A transformação de movimentos sociais em “sindicatos de pobres” passou a exercer uma pressão maior sobre o Estado como uma espécie particular de patronal, que deve negociar o valor dos planos sociais, sua extensão, além de outras prestações. O problema, ou um dos problemas, é que a tradição caudilhista traduzia as vitórias sociais em vitórias desta ou daquela organização, e somadas à “porta giratória”, pela qual lideranças sociais se tornam funcionários estatais e vice-versa, produz uma profunda fragmentação daquilo que algum dia foi o movimento piqueteiro. Cada sindicato deve realizar sua própria negociação com o Estado para garantir aos seus integrantes maiores quantidades de planos sociais, bolsões de comida para as cozinhas populares, etc. Essa realidade é ainda mais desanimadora ao saber que menos de um quarto da população com trabalhos informais recebe alguma modalidade de plano social, o que ajuda a que parte significativa da população entenda os planos sociais como privilégios operados através das redes clientelistas das organizações políticas. Estarão muito errados?

Neste contexto, também ocorrem debates complicados a respeito das políticas de assistência social. Os setores mais próximos a Cristina Kirchner pedem um Salário Básico Universal. As organizações sociais trotskistas criticam esta proposta porque o valor deste salário seria, inclusive, mais baixo do que os piores planos sociais atuais. Outra tendência que assusta a muitos é a transferência da gestão dos planos sociais para os municípios, que ganhou mais força com a pressão do setor cristinista. No começo da gestão de Alberto alguns sinais haviam sido dados neste sentido, mas no arranjo das suas alianças para enfrentar-se com as investidas do kirchnerismo “duro” ele teve que recuar nesta questão. Por outro lado está todo o setor das cooperativas de trabalho, que são uma modalidade de empreendedorismo de baixa produtividade financiado pelo Estado. Se bem que algumas destas cooperativas realmente realizam formas de trabalho democrático e consigam se conformar como unidades produtivas reais (especialmente nos ramos de serviços), também é verdade que muitas delas são estritamente controladas de forma vertical por organizações políticas, funcionando como caixas financeiras e ferramenta clientelista em territórios pobres.

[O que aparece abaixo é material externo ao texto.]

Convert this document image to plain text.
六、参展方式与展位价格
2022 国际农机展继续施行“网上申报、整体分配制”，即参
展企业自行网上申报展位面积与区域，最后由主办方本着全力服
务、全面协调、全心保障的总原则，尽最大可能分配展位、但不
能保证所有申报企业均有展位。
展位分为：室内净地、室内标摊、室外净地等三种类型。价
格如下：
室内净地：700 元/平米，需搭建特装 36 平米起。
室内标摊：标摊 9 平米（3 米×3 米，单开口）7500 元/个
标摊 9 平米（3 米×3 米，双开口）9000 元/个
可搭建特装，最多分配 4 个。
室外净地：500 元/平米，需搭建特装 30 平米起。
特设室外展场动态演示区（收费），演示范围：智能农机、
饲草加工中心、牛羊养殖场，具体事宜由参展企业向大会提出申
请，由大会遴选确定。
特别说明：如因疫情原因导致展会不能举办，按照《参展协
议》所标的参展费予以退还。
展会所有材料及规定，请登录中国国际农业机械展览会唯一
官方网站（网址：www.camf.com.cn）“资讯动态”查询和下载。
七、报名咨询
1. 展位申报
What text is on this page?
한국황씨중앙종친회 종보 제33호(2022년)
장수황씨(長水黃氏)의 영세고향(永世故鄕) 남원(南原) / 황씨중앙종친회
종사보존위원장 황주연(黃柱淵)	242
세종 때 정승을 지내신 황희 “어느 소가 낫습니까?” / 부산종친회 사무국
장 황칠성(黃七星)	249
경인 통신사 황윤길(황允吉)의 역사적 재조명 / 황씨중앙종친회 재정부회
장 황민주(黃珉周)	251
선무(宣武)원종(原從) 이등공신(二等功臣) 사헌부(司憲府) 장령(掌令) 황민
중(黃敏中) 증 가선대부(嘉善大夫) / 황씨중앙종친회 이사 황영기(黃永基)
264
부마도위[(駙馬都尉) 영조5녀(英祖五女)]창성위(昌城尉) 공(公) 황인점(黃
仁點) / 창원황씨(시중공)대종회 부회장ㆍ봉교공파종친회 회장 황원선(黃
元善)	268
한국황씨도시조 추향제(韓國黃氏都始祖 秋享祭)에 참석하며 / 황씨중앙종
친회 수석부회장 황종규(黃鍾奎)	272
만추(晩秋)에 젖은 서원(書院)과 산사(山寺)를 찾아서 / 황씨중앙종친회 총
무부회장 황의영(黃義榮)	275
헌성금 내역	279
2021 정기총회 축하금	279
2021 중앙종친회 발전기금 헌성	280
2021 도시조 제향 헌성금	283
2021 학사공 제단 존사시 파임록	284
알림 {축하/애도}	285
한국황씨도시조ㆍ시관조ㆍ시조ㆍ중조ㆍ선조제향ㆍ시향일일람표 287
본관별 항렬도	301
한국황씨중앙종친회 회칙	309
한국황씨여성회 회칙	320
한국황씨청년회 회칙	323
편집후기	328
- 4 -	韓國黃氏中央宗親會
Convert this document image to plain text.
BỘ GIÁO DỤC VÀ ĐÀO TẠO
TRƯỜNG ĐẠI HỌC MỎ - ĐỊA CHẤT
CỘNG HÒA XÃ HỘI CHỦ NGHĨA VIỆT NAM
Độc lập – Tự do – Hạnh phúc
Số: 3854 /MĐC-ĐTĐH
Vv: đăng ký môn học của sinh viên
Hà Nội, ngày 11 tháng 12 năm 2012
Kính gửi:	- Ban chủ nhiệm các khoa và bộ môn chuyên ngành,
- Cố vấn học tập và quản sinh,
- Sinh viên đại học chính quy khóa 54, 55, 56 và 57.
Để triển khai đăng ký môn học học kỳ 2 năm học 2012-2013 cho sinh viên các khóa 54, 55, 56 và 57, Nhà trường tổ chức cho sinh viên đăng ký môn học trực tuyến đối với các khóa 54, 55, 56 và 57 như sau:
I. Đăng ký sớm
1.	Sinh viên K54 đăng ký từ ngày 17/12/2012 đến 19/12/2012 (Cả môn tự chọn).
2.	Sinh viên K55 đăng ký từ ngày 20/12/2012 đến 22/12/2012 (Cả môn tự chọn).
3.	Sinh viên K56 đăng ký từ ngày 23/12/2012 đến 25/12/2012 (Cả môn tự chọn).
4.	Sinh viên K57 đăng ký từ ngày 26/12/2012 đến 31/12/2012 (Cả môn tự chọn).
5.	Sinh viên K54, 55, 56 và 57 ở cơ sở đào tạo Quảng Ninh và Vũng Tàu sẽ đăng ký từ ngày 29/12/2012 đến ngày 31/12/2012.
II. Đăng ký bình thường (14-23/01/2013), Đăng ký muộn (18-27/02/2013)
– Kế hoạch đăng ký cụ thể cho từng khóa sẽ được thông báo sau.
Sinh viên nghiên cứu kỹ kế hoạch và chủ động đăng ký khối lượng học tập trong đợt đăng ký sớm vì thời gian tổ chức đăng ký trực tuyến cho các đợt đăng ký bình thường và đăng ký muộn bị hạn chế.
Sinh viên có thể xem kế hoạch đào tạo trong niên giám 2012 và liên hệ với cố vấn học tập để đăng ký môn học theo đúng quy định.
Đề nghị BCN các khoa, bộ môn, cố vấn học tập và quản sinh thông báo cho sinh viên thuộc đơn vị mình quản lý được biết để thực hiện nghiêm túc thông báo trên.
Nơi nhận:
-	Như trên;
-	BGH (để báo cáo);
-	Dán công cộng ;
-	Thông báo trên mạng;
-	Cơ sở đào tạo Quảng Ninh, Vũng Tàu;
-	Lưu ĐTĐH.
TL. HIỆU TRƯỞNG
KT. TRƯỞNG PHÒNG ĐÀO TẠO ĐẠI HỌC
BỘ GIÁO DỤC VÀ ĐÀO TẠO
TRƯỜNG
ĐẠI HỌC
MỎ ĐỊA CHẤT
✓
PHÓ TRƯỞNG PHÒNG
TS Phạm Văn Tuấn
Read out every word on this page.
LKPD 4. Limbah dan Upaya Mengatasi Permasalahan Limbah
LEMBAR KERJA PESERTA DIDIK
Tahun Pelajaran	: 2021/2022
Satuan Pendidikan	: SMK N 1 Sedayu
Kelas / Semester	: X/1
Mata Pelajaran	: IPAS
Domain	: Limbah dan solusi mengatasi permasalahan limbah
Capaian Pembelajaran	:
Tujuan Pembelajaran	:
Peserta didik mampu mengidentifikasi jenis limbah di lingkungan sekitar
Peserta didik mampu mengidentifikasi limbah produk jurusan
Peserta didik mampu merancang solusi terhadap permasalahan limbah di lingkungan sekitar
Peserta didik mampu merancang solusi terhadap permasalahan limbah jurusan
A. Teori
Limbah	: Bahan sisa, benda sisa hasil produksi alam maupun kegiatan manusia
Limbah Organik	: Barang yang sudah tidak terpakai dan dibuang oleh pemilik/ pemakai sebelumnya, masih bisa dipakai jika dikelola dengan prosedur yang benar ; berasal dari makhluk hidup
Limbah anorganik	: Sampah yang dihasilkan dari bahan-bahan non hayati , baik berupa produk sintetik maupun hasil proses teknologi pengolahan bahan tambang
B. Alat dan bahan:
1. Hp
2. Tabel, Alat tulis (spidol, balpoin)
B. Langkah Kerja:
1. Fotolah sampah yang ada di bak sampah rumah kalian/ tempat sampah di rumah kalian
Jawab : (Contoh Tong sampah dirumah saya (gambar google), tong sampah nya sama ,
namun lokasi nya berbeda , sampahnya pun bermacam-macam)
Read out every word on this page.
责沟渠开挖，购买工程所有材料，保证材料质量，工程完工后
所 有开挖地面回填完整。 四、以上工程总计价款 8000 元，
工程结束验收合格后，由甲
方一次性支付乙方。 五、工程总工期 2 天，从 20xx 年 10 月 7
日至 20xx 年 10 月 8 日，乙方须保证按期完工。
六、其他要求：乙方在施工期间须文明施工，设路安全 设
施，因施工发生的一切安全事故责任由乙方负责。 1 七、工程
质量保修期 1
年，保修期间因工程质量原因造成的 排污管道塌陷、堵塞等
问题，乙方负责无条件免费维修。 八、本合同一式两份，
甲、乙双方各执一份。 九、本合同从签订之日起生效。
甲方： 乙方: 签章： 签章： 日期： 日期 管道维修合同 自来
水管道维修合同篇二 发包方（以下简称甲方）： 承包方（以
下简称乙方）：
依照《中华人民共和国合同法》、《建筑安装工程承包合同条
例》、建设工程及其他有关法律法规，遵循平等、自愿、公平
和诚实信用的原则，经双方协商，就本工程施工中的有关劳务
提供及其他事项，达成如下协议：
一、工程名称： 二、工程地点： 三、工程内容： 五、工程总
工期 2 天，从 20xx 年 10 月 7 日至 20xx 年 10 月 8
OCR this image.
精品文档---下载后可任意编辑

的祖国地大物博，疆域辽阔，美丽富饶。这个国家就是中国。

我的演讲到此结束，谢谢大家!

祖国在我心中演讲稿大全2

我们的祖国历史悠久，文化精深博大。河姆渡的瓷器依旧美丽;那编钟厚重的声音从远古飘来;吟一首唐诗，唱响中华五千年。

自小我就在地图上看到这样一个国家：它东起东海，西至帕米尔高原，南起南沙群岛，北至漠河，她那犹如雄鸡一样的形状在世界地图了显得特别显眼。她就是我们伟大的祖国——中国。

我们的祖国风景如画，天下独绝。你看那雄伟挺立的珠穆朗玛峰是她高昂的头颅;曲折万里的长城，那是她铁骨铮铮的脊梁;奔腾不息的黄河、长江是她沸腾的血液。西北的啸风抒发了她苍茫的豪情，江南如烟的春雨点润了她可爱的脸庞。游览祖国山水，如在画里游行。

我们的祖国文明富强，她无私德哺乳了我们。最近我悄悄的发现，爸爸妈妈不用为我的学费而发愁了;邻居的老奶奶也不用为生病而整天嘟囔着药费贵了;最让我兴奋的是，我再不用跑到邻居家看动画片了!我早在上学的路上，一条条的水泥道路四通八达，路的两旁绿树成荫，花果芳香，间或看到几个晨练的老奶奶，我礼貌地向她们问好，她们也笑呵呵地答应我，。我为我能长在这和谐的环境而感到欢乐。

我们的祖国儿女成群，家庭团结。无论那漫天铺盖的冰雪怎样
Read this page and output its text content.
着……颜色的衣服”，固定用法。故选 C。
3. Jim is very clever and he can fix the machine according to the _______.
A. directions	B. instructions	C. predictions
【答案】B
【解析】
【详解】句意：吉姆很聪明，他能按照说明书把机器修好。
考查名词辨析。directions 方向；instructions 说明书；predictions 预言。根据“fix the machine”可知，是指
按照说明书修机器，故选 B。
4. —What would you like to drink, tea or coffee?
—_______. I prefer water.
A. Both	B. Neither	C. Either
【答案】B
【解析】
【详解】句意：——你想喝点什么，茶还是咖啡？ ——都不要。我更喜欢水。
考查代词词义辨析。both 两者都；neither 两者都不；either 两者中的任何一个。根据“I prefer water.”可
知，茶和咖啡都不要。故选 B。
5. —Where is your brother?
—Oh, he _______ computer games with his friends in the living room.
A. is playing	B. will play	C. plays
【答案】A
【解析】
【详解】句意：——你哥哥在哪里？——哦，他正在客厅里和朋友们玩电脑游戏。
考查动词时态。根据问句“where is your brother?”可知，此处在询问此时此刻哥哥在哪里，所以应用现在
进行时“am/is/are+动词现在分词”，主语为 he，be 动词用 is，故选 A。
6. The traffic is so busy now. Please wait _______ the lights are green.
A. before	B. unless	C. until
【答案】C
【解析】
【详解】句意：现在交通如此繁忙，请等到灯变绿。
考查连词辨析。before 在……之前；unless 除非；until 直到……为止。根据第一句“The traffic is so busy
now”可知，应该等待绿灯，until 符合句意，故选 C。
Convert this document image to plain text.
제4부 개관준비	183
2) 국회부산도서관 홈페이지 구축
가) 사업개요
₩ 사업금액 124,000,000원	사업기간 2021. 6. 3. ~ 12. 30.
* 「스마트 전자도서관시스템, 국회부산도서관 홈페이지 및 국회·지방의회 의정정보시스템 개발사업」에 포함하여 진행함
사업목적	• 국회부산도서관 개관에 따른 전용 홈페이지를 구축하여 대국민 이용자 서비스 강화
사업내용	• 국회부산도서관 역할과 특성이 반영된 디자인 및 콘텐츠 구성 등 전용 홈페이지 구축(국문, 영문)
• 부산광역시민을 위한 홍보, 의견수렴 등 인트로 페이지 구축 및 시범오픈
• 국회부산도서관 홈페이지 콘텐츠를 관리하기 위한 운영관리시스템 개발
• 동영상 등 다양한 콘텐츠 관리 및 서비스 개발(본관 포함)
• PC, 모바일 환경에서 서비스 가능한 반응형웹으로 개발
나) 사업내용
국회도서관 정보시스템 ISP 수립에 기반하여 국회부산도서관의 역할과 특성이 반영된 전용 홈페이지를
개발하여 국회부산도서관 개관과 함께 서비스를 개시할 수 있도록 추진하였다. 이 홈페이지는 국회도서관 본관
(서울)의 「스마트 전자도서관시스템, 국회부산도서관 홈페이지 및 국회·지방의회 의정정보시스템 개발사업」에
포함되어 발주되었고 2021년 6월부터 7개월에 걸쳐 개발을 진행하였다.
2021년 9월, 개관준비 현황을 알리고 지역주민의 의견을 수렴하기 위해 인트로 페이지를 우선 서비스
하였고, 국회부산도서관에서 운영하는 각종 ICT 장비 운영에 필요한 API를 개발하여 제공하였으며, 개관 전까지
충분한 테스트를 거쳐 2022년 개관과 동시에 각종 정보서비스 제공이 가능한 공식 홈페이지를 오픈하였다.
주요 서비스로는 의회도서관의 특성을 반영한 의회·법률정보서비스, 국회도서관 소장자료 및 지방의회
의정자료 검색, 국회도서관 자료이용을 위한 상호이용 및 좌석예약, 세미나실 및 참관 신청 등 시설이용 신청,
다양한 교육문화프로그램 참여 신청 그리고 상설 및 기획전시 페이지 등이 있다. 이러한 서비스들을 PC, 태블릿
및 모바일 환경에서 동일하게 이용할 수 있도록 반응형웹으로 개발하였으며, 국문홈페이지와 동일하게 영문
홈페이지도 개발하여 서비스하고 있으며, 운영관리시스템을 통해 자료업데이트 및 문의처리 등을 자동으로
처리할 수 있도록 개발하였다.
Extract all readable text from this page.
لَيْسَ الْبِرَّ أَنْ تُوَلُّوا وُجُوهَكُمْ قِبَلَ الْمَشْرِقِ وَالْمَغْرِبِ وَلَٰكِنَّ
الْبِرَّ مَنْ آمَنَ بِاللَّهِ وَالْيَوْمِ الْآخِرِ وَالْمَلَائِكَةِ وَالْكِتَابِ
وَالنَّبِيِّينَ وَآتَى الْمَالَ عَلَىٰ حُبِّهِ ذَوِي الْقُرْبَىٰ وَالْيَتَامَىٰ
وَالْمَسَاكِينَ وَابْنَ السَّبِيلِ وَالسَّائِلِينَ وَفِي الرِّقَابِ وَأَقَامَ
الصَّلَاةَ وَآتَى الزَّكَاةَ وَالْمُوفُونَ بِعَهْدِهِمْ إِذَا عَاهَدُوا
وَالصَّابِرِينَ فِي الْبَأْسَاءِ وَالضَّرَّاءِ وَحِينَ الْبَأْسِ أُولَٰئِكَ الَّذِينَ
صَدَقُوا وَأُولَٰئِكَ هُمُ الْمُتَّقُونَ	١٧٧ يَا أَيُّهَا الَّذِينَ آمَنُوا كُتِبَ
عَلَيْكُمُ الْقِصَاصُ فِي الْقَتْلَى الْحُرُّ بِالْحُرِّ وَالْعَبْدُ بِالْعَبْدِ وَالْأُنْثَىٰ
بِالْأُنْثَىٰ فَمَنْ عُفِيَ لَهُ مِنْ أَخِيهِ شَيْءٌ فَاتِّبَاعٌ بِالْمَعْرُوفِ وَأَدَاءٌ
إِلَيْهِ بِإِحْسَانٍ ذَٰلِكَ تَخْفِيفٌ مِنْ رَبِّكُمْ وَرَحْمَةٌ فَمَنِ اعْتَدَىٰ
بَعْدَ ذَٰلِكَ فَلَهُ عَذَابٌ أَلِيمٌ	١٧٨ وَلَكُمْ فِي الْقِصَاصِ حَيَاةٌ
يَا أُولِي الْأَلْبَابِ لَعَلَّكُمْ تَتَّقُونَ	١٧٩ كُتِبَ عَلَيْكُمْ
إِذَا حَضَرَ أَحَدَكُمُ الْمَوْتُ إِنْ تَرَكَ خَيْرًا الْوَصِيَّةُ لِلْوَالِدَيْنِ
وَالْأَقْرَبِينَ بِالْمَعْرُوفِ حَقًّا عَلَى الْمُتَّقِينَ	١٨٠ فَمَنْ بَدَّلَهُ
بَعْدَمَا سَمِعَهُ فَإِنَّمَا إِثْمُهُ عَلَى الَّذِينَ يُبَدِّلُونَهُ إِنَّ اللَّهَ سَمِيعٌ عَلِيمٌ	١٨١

Por marcarem mais presença nas ruas, estas organizações parecem estar encabeçando as lutas sociais na Argentina atual. Mas não é difícil ver que não se coloca sobre a mesa qualquer direção concreta para uma luta ampla e generalizável pelo resto da sociedade. É para suprir esse vazio que aparecem as consignas nacionalistas contra o FMI, contra os formadores de preços, contra a especulação, etc.

Ao mesmo tempo, mas com menos visibilidade, algumas lutas importantes também ocorrem em outros setores da classe trabalhadora. Talvez o exemplo mais importante neste momento seja a luta dos trabalhadores da indústria da borracha. Outros sindicatos importantes do país também estão se vendo forçados a mobilizar as bases, como os metalúrgicos da UOM. As cúpulas sindicais reunidas na CGT tratam de dirimir suas diferenças e não parecem apontar a nenhuma direção clara, entre o apoio público ao plano de ajuste fiscal do novo “superministro” Massa, uma mobilização “contra a inflação”, ou uma oposição ao governo. Poderão os trabalhadores e as trabalhadoras, por si mesmos, apontar a algum outro rumo nesta crise?

Nota

[1] Os planes sociales são, em termos gerais, as diferentes modalidades de assistência social prestadas em forma de renda básica na Argentina. Começaram a ser implementados nos anos 90, mas foi após a crise de 2001 que eles tomaram dimensões significativas. Sua história pode ser conferida neste verbete da Wikipedia.